11. The three-dimensional culture structure according to claim 1, wherein a content of the bioaffinity particles is 0.5% by mass or greater but 2% by mass or less.

12. The three-dimensional culture structure according to claim 1, wherein the cells comprise adherent cells.

13. A method for producing a three-dimensional culture structure, the method comprising:

forming a cell support material precursor aqueous solution layer on a base material, the cell support material precursor aqueous solution layer being formed of a cell support material precursor aqueous solution that comprises bioaffinity particles and a cell support material precursor;

applying a cell support material precursor gelating aqueous solution on the cell support material precursor aqueous solution layer, the cell support material precursor gelating aqueous solution being configured to gelate the cell support material precursor upon contact with the cell support material precursor aqueous solution; and

applying a cell layer forming material that comprises cells, wherein the method produces a three-dimensional culture structure that comprises:

cells;

a cell support material configured to support the cells; and

bioaffinity particles.

14. The method for producing a three-dimensional culture structure according to claim 13,

wherein forming the cell support material precursor aqueous solution layer on the base material is performed by discharging the cell support material precursor aqueous solution onto the base material, and

wherein applying the cell support material precursor gelating aqueous solution on the cell support material precursor aqueous solution layer is performed by discharging the cell support material precursor gelating aqueous solution onto the cell support material precursor aqueous solution layer.

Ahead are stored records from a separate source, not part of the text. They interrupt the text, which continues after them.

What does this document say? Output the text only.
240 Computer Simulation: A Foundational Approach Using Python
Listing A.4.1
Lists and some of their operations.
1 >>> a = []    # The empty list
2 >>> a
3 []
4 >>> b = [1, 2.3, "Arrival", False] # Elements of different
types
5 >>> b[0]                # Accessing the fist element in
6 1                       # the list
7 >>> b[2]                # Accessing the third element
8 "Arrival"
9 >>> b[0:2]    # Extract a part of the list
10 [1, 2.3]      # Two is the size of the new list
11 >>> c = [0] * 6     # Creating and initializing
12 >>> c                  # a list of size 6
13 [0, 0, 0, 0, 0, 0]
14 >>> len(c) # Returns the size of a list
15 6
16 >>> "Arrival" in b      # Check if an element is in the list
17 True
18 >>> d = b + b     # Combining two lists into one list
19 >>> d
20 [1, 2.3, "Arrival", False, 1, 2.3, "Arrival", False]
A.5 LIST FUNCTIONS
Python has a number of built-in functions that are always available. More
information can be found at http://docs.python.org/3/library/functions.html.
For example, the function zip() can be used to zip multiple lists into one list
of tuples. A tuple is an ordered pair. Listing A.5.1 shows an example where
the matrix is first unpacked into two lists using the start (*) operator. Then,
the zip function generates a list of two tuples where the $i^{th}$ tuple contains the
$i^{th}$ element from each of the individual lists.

15. The method for producing a three-dimensional culture structure according to claim 14,

wherein discharging the cell support material precursor aqueous solution onto the base material and discharging the cell support material precursor gelating aqueous solution onto the cell support material precursor aqueous solution layer are performed according to an inkjet method.

16. The method for producing a three-dimensional culture structure according to claim 13,

wherein the cell support material precursor gelating aqueous solution comprises at least one selected from the group consisting of a calcium chloride aqueous solution, a chitosan aqueous solution, and a chitin aqueous solution.

17. The method for producing a three-dimensional culture structure according to claim 13,

wherein the cell support material precursor aqueous solution comprises at least one selected from the group consisting of a sodium alginate aqueous solution, a potassium alginate aqueous solution, and an ammonium alginate aqueous solution.

18. The method for producing a three-dimensional culture structure according to claim 13,

wherein a viscosity of the cell support material precursor aqueous solution is 20 mPa·s or less.

19. The method for producing a three-dimensional culture structure according to claim 13,

wherein the cells comprise adherent cells.

20. The method for producing a three-dimensional culture structure according to claim 19,

wherein the adherent cells comprise fibroblasts.